完成当時に購入した方々が長年にわたって住み続けているがために、年齢も高齢化が進んできたのもその証で、田園都市線沿線(二子玉川~中央林間)においても、高齢比率の高さがつくし野(東京・町田)が一番高く、青葉台はその二番目に高くなっています。

そのため、団地が追い付かなくなったのも前述の通り。建て替えの契機となった理由の一つとされています。事業が完了した場合はバリアフリーに考慮した構造になり、さらに住みやすくなるよう改善されます。

団地の老朽化に伴う再開発問題は?

青葉台駅前にも団地があり、日本住宅公団によって建築されています。こちらは1967年に完成しているため、50年と半世紀前の建物になっているため、老朽化した現状です。桜台団地の建て替えを伴う解体が始まると、こちらもバリアフリーなどについて問題視されるでしょう。

また、青葉台駅前の高層団地が3棟ありますが、こちらが駅前の青葉台プラーザビル(現・東急スクエアNorth2~4)で1967年に完成しています。駅前の再開発の話は出てきましたが、直接再開発を行ったとしても採算面において厳しくなり、結果的にペイできなくなる恐れがあるため、駅周辺の再開発は事実上中止されています。

駅前の象徴だったケンプラザ青葉台ですが、こちらは解体後立替が行われます。今後は建て替えを伴う工事が始まり、まずは解体→整地が行われるのが第一段階です。

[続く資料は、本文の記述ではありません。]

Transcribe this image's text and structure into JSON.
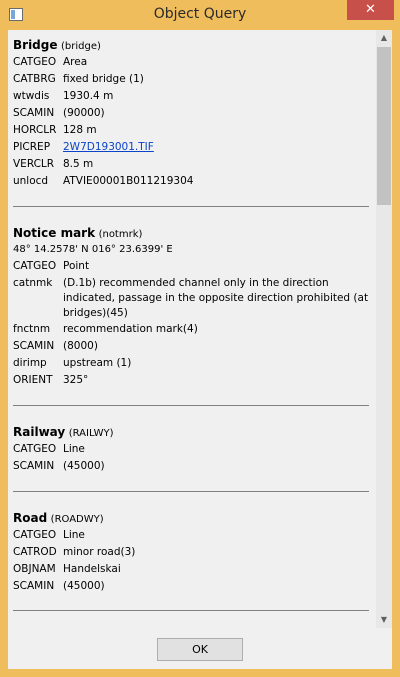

南側となる駅前周辺も再開発が行われ、東急グループ所有の商業施設の見直しが目的に整備され、2000年に開業したのが青葉台東急スクエアです。1993年に再開発されていった経緯から、駅周辺における再開発はある意味完了したのではないかと思われます。

まとめ

青葉台駅とその周辺の再開発については、南口は完了していますが、北口は築年数が半世紀となる施設がありますが、3棟のマンションビルに関しては事実上中止されました。やがて訪れるであろう設備老朽化に伴う建て替えなどの話が出てきた場合、駅前の北側はどのような進化を遂げていくのでしょうか。